Avec son successeur, l’exécutif ne court pas ce risque, tant Gilbert Cette, économiste professeur à la Neoma Business School (après avoir longtemps œuvré à la Banque de France), est réputé pour sa proximité idéologique avec la macronie. Il avait bien conseillé Martine Aubry entre 1998 et 2000 pour les 35 heures, mais avait vite viré sa cutie sociale-libérale. En 2017, il avait appelé à voter pour le candidat Macron, tout en participant à la conception du programme présidentiel aux côtés de Philippe Aghion, Marc Ferracci et Jean Pisani-Ferry.
Nommé à la présidence du Groupe d’experts sur le Smic après l’élection d’Emmanuel Macron, il n’a de cesse depuis 2018, d’être « Monsieur surtout-pas-de-coup-de-pouce » au salaire minimum, prônant même la disparition du salaire minimum interprofessionnel de croissance au profit d’un salaire minimum indexé sur la seule inflation. Rien d’étonnant, puisque dès 2014, l’homme préconisait d’établir un Smic jeune, voire de différencier le Smic selon les régions… Une sorte de retour au Smig, tel qu’il existait avant 1968.

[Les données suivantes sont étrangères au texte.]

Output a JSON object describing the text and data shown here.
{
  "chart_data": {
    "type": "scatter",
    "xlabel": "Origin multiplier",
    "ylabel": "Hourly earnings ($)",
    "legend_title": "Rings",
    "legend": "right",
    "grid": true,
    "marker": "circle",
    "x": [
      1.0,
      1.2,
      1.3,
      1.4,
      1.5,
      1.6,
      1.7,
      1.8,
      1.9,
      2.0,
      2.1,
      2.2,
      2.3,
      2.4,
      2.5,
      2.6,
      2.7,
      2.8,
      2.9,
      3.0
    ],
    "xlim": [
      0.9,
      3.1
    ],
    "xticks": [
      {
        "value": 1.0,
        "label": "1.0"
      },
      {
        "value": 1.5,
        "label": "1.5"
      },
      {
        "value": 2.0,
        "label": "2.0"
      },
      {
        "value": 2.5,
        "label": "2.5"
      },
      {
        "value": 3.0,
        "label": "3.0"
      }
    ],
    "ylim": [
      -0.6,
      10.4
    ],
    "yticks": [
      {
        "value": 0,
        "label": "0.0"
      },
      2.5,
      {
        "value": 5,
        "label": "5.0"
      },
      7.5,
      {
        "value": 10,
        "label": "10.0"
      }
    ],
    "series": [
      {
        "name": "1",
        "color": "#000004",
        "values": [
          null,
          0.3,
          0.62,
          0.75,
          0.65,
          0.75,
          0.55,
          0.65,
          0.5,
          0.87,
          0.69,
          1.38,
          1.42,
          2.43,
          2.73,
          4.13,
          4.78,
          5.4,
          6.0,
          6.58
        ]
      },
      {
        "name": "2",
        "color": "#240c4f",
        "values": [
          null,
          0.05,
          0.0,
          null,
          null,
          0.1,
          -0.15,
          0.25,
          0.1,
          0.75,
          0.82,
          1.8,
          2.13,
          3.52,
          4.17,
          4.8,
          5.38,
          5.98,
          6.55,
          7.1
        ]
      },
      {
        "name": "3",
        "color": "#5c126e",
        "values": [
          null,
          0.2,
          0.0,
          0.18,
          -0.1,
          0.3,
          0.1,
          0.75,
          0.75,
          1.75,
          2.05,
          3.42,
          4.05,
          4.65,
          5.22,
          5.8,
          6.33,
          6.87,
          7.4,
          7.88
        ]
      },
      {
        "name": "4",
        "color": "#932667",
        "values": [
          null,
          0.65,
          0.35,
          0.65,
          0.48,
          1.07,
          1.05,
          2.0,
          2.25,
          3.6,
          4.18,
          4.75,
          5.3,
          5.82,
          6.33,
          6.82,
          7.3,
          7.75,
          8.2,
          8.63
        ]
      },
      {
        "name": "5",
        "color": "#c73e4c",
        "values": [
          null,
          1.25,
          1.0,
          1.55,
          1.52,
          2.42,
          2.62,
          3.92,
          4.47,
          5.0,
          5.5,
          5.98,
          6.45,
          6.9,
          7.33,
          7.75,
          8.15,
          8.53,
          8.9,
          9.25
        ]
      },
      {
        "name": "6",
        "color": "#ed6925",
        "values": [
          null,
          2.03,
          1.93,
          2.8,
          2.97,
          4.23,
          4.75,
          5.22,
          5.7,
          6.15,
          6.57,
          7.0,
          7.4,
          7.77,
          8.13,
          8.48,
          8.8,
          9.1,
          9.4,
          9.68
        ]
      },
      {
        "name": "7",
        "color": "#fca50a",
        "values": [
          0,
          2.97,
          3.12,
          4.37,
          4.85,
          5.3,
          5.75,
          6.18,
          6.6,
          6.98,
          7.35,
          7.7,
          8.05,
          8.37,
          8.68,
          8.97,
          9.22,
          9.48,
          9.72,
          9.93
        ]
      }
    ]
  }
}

La « pensée Cette » : moins de droits pour mieux s’adapter
Ce penchant pour le retour en arrière sous prétexte d’adaptation à la modernité semble caractériser la « pensée Cette ». En 2009, celui-ci préconisait de limiter le Code du travail « à l’ordre public » et de renvoyer le reste au « droit conventionnel ». Une décennie plus tard, son génie réactionnaire (au sens premier du terme) lui suggère toujours des idées rétrogrades.
« C’est au droit du travail et au droit social d’évoluer pour s’étendre aux nouvelles activités de l’économie numérique », écrit-il en 2022 dans le but de barrer la route à toute requalification des travailleurs ubérisés en salariés de plein droit. Cette (et le lobby des plates-formes) est entendu, puisque la France soutient toujours cette position jusque dans les instances européennes.
Moins de droit et moins de droits pour toujours mieux assurer la rentabilité du capital semble être une obsession chez Cette : non seulement il faudrait travailler plus, mais il conviendrait même de faire sauter cette vieillerie de calcul des salaires en fonction de l’horaire de travail par « une prise en compte de la charge de travail. » En l’occurrence, l’expression « travail à la tâche » conviendrait mieux, mais cela doit trop sentir le XIXe siècle…
C’est donc cet économiste engagé pour la révolution macronienne qui présidera le COR, dont la fonction est de parvenir à un diagnostic partagé entre les partenaires sociaux dans le but d’éclairer les choix sur l’avenir des systèmes de retraites. Comme notre homme estime que la réforme des retraites est « modeste » et « sociale », cela risque de vite ruer dans les brancards avec les syndicats.
Emmanuel Macron, qui signe le décret de nomination de Gilbert Cette n’en a sans doute cure : on se souvient qu’en 2019, un article du projet de loi qui devait instituer un régime unique de retraite par points prévoyait de supprimer le COR pour le remplacer par un comité d’experts chargé de conseiller le gouvernement. Il est possible que la mission réelle du nouveau président du COR soit tout simplement de mettre en œuvre ce projet avorté.
Emmanuel Macron éliminerait ainsi une instance de la société civile qui avait osé lui tenir tant soit peu tête. Dans ce cas, la victime de la manœuvre ne serait pas que le COR, mais bien la démocratie telle que nous la concevons, lorsque des contre-pouvoirs tentent d’équilibrer le pouvoir politique.